Uganda to award oil exploration licenses in 2015

June 03, 2014 | Africa, Licensing & Concessions

Kampala, Uganda | – Uganda plans to award new oil and gas exploration licenses next year, ending an eight-year halt in licensing, the Petroleum Exploration and Production Department said Tuesday.

The Ugandan government plans to license more than a dozen oil blocks, including at least four big discoveries, in an open bidding process.

Seventy-six of 88 oil exploration and appraisal wells drilled in the country have hit oil, bringing estimated reserves to at least 3.5 billion barrels of crude from 500 million barrels in 2007 and attracting international oil companies to Uganda. The new licensing round planned in the second half of 2015, is expected to attract major international oil companies.

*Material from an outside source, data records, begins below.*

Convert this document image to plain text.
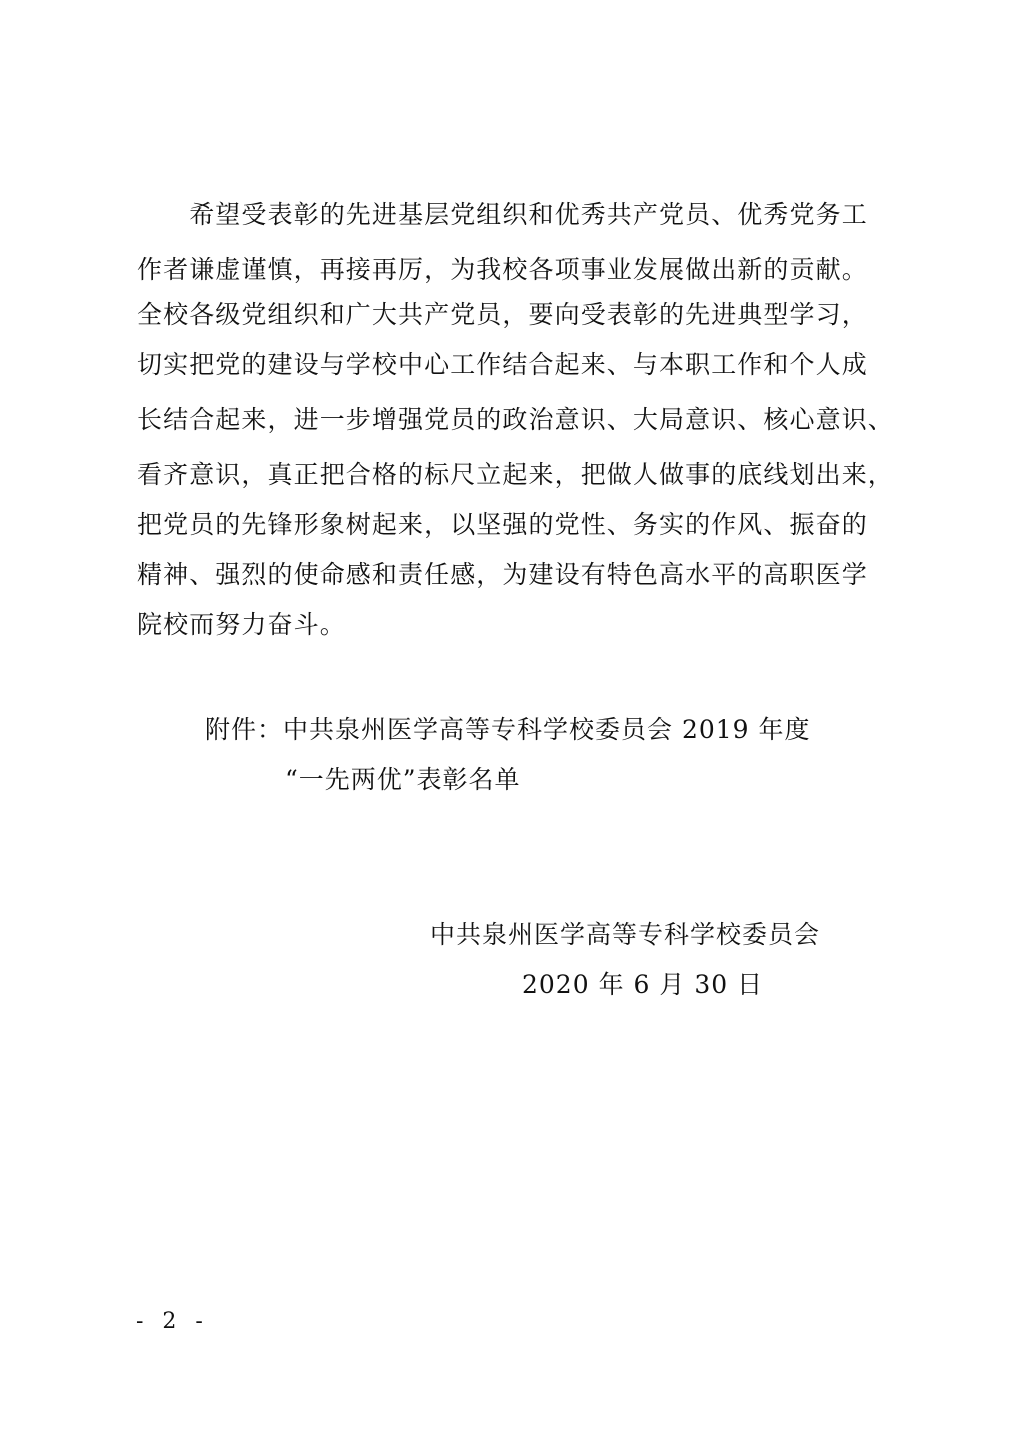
　　希望受表彰的先进基层党组织和优秀共产党员、优秀党务工
作者谦虚谨慎，再接再厉，为我校各项事业发展做出新的贡献。
全校各级党组织和广大共产党员，要向受表彰的先进典型学习，
切实把党的建设与学校中心工作结合起来、与本职工作和个人成
长结合起来，进一步增强党员的政治意识、大局意识、核心意识、
看齐意识，真正把合格的标尺立起来，把做人做事的底线划出来，
把党员的先锋形象树起来，以坚强的党性、务实的作风、振奋的
精神、强烈的使命感和责任感，为建设有特色高水平的高职医学
院校而努力奋斗。
附件：中共泉州医学高等专科学校委员会 2019 年度
“一先两优”表彰名单
中共泉州医学高等专科学校委员会
2020 年 6 月 30 日
- 2 -
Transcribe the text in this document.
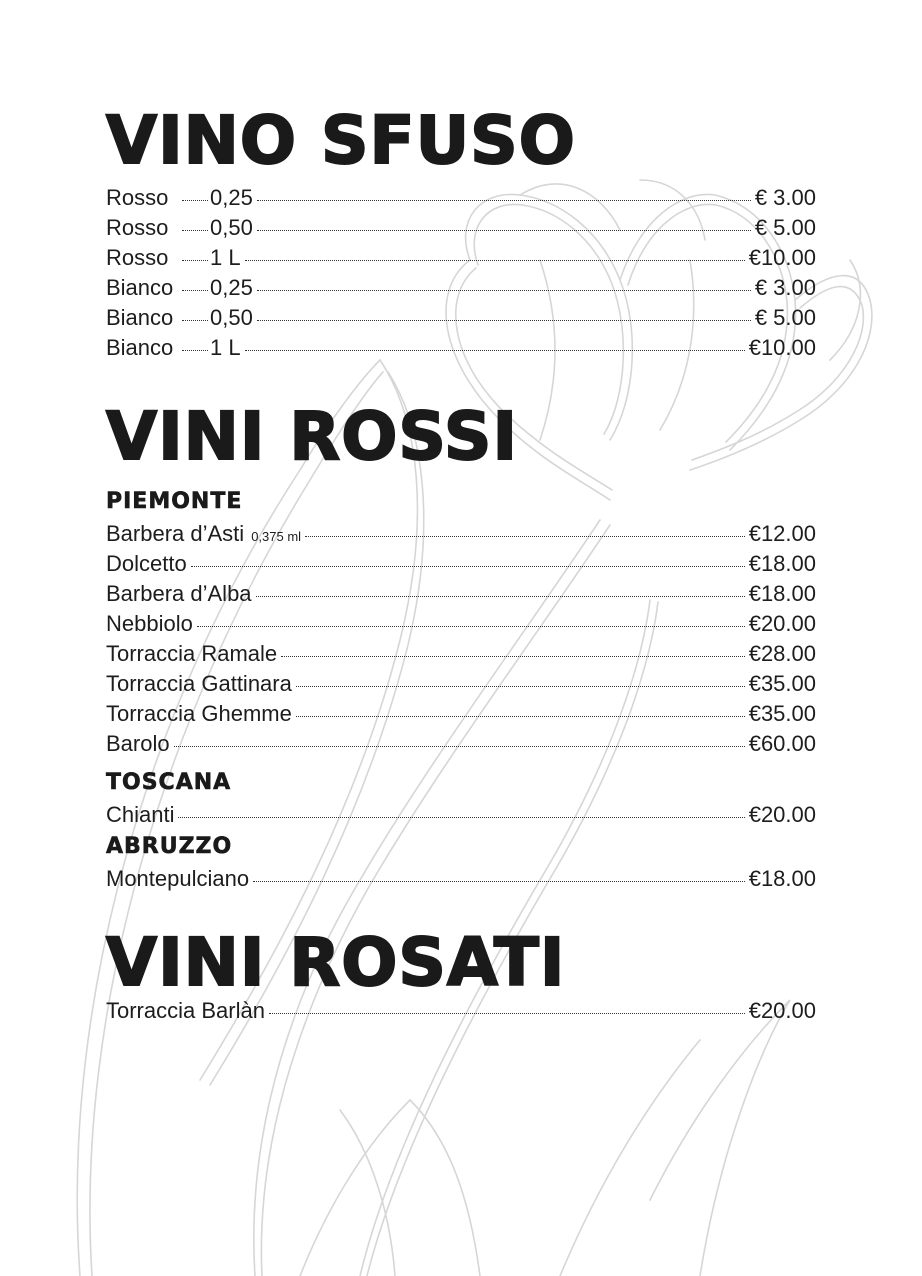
VINO SFUSO
Rosso	0,25	€ 3.00
Rosso	0,50	€ 5.00
Rosso	1 L	€10.00
Bianco	0,25	€ 3.00
Bianco	0,50	€ 5.00
Bianco	1 L	€10.00
VINI ROSSI
PIEMONTE
Barbera d’Asti 0,375 ml	€12.00
Dolcetto	€18.00
Barbera d’Alba	€18.00
Nebbiolo	€20.00
Torraccia Ramale	€28.00
Torraccia Gattinara	€35.00
Torraccia Ghemme	€35.00
Barolo	€60.00
TOSCANA
Chianti	€20.00
ABRUZZO
Montepulciano	€18.00
VINI ROSATI
Torraccia Barlàn	€20.00
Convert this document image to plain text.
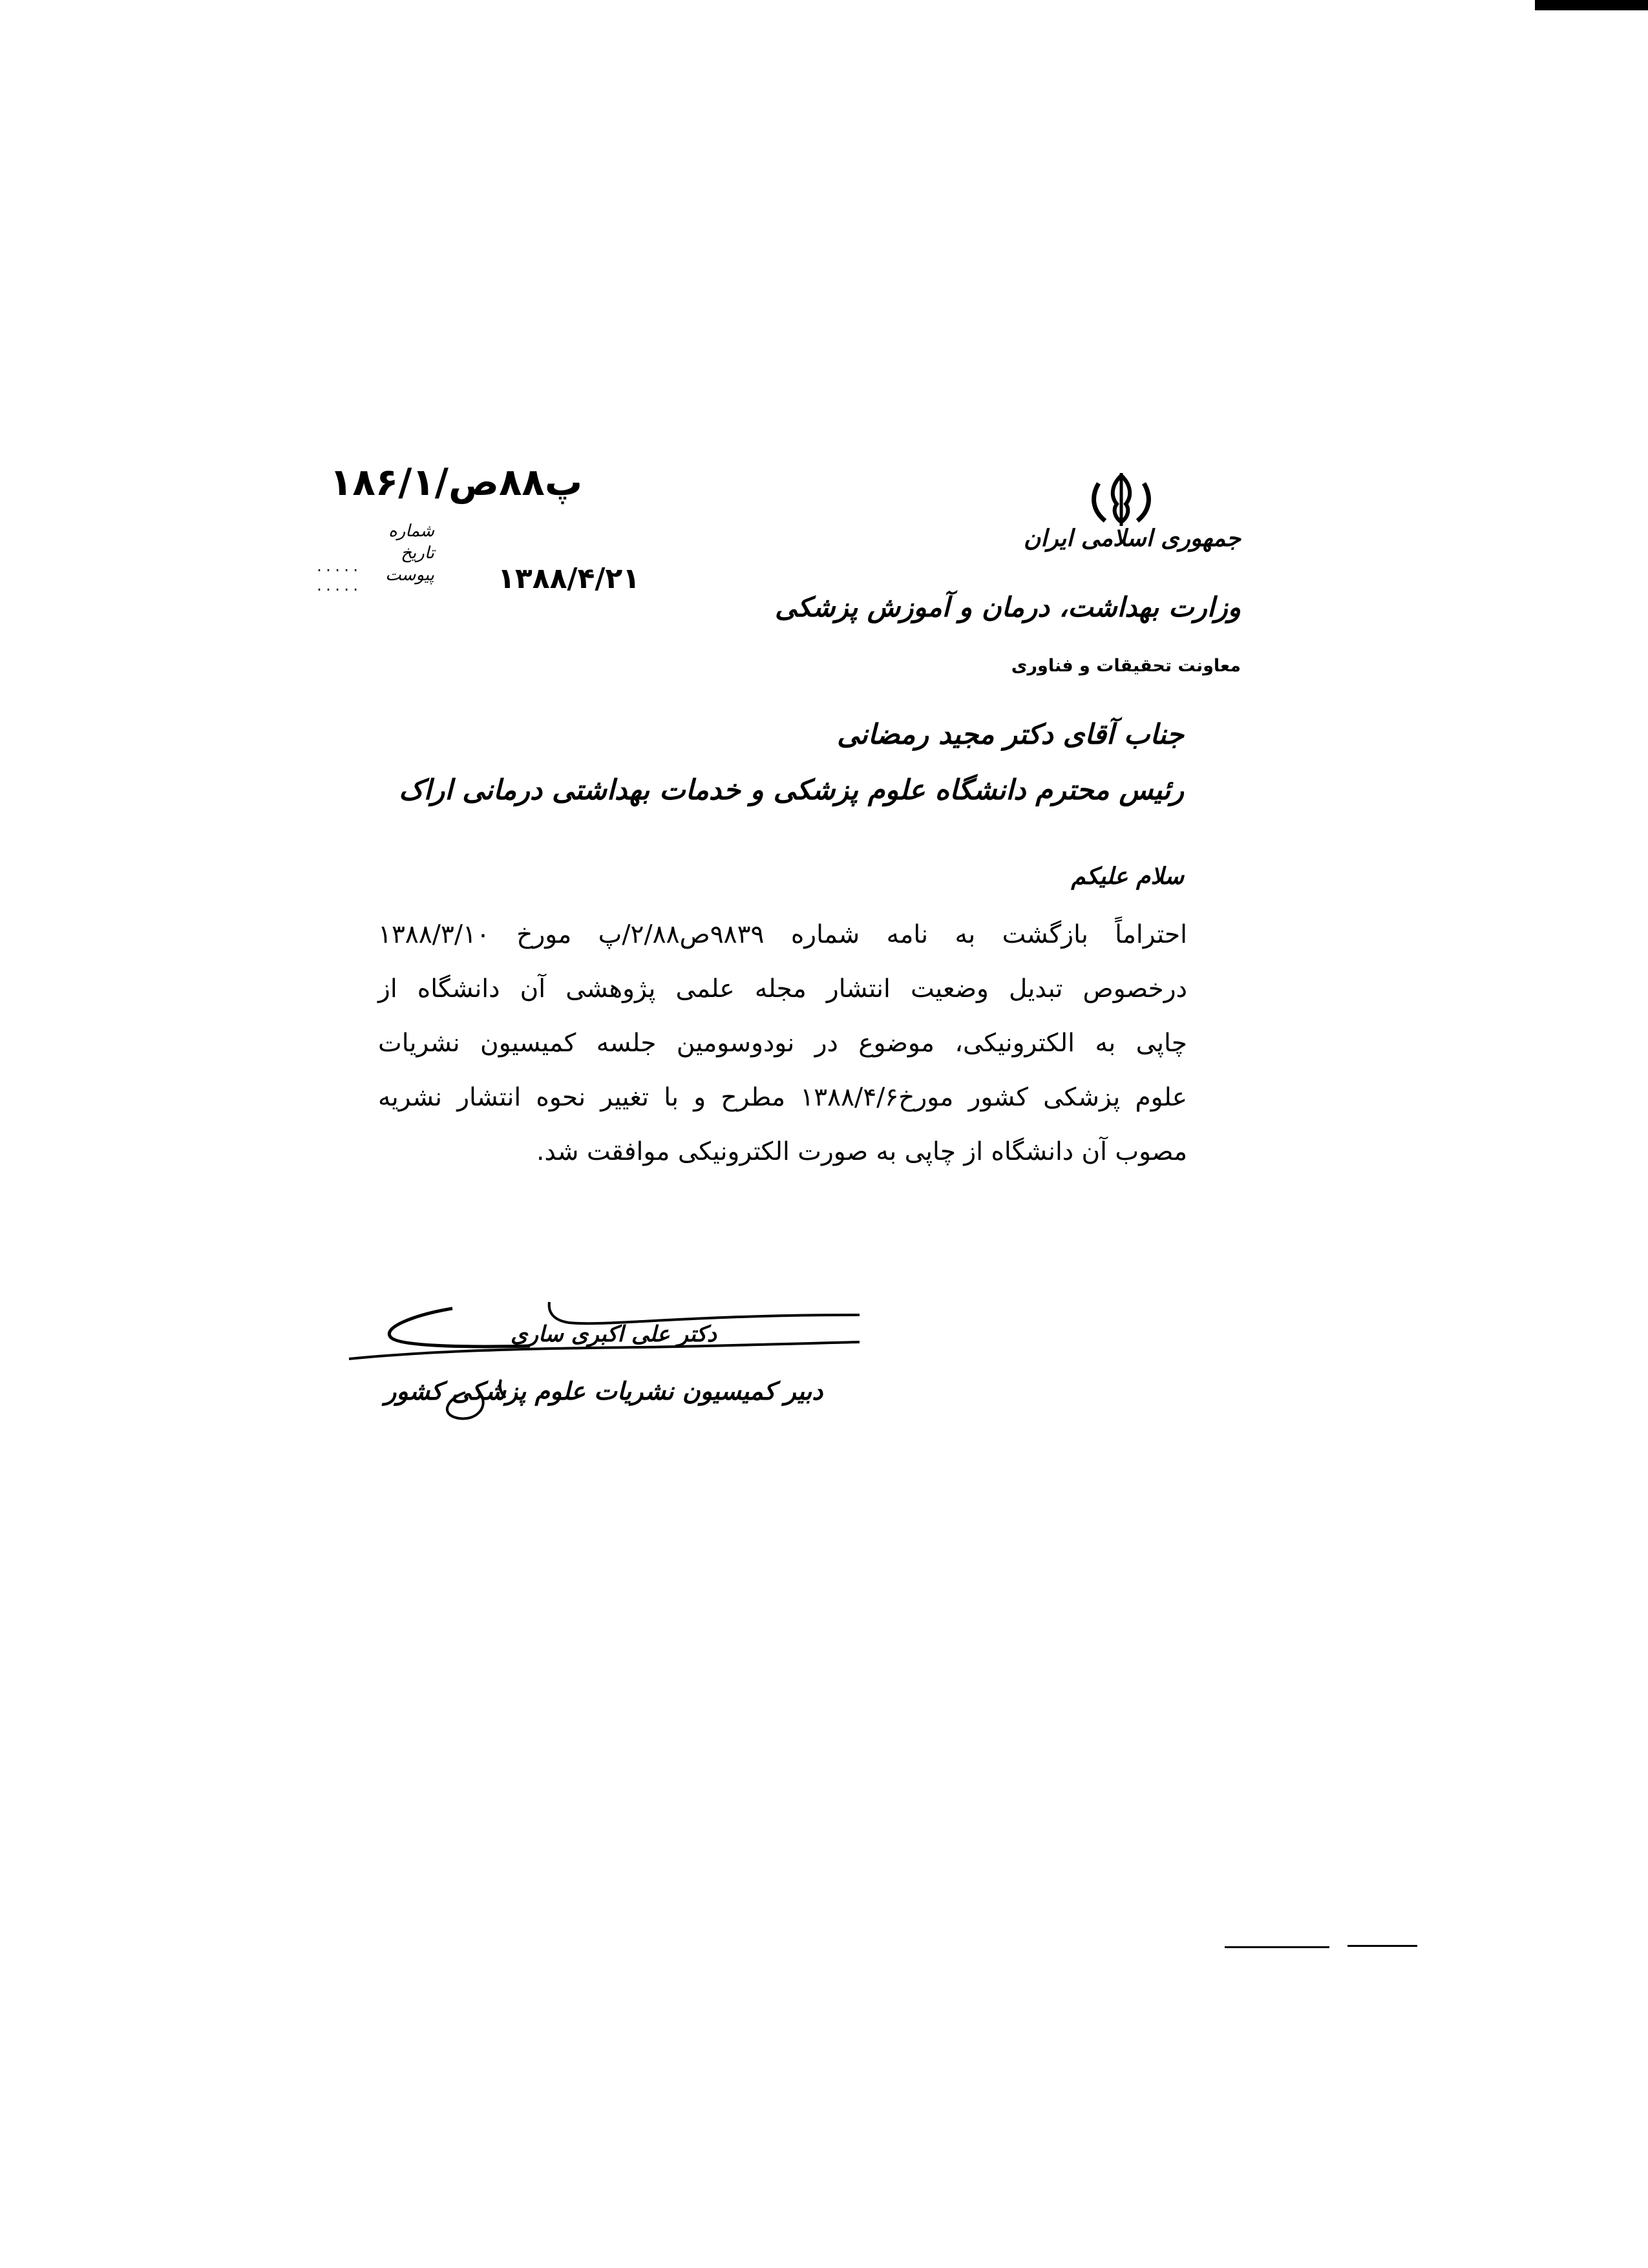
جمهوری اسلامی ایران
وزارت بهداشت، درمان و آموزش پزشکی
معاونت تحقیقات و فناوری
۱۸۶/۱/پ۸۸ص
شماره
تاریخ
پیوست
.....
.....	۱۳۸۸/۴/۲۱
جناب آقای دکتر مجید رمضانی
رئیس محترم دانشگاه علوم پزشکی و خدمات بهداشتی درمانی اراک
سلام علیکم
احتراماً بازگشت به نامه شماره ۹۸۳۹ص۲/۸۸/پ مورخ ۱۳۸۸/۳/۱۰
درخصوص تبدیل وضعیت انتشار مجله علمی پژوهشی آن دانشگاه از
چاپی به الکترونیکی، موضوع در نودوسومین جلسه کمیسیون نشریات
علوم پزشکی کشور مورخ۱۳۸۸/۴/۶ مطرح و با تغییر نحوه انتشار نشریه
مصوب آن دانشگاه از چاپی به صورت الکترونیکی موافقت شد.
دکتر علی اکبری ساری
دبیر کمیسیون نشریات علوم پزشکی کشور
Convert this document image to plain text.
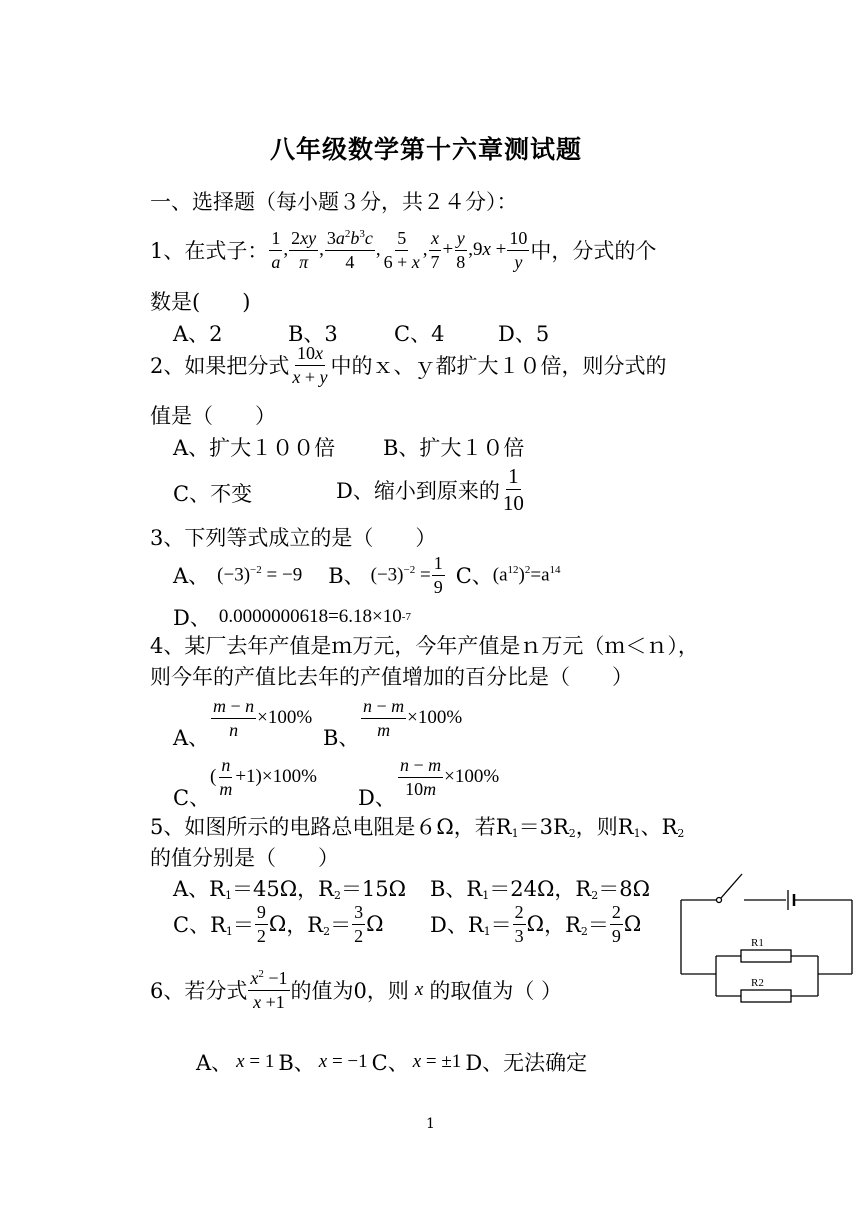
八年级数学第十六章测试题
一、选择题（每小题３分，共２４分）：
1、在式子： $\frac{1}{a}$ , $\frac{2xy}{\pi}$ , $\frac{3a^2b^3c}{4}$ , $\frac{5}{6 + x}$ , $\frac{x}{7} + \frac{y}{8} ,9x + \frac{10}{y}$ 中，分式的个
数是(　　)
A、2	B、3	C、4	D、5
2、如果把分式 $\frac{10x}{x + y}$ 中的ｘ、ｙ都扩大１０倍，则分式的
值是（　　）
A、扩大１００倍 B、扩大１０倍
C、不变	D、缩小到原来的 $\frac{1}{10}$
3、下列等式成立的是（　　）
A、 $(-3)^{-2} = -9$ B、 $(-3)^{-2} = \frac{1}{9}$ C、 $(a^{12})^2=a^{14}$
D、 0.0000000618=6.18×10 -7
4、某厂去年产值是ｍ万元，今年产值是ｎ万元（ｍ＜ｎ），
则今年的产值比去年的产值增加的百分比是（　　）
A、 $\frac{m - n}{n} \times 100\%$
B、 $\frac{n - m}{m} \times 100\%$
C、
( $\frac{n}{m} +1) \times 100\%$
D、 $\frac{n - m}{10m} \times 100\%$
5、如图所示的电路总电阻是６Ω，若$R_1=3R_2$，则$R_1$、$R_2$
的值分别是（　　）
A、$R_1=45\Omega$，$R_2=15\Omega$ B、$R_1=24\Omega$，$R_2=8\Omega$
C、 $R_1= \frac{9}{2}$ Ω ，$R_2= \frac{3}{2}$ Ω D、 $R_1= \frac{2}{3}$ Ω ，$R_2= \frac{2}{9}$ Ω
R1
R2
6、若分式 $\frac{x^2 -1}{x +1}$ 的值为0，则 x 的取值为（ ）
A、 x = 1 B、 x = −1 C、 x = ±1 D、无法确定
1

Uganda stopped issuing oil exploration licenses in 2007 in an effort to give the country time to develop regulations to ensure that Ugandans would benefit, according to government officials. Shortly after the licensing ban, oil exploration companies discovered commercial oil reserves.

Less than 40 percent of the country’s oil region has been explored, analysts estimate, wih corruption and political interference hampering development. Despite receiving 10 applications in the past two years, Uganda has only issued one oil production license, for $2 billion, to China’s state-owned China National Offshore Oil Corp. Uganda’s lawmakers have passed two oil bills and are finishing a final bill to regulate their oil industry.

Analysts forecast that current discoveries in Uganda can produce a peak of 200,000 barrels-a-day over a 30-year period.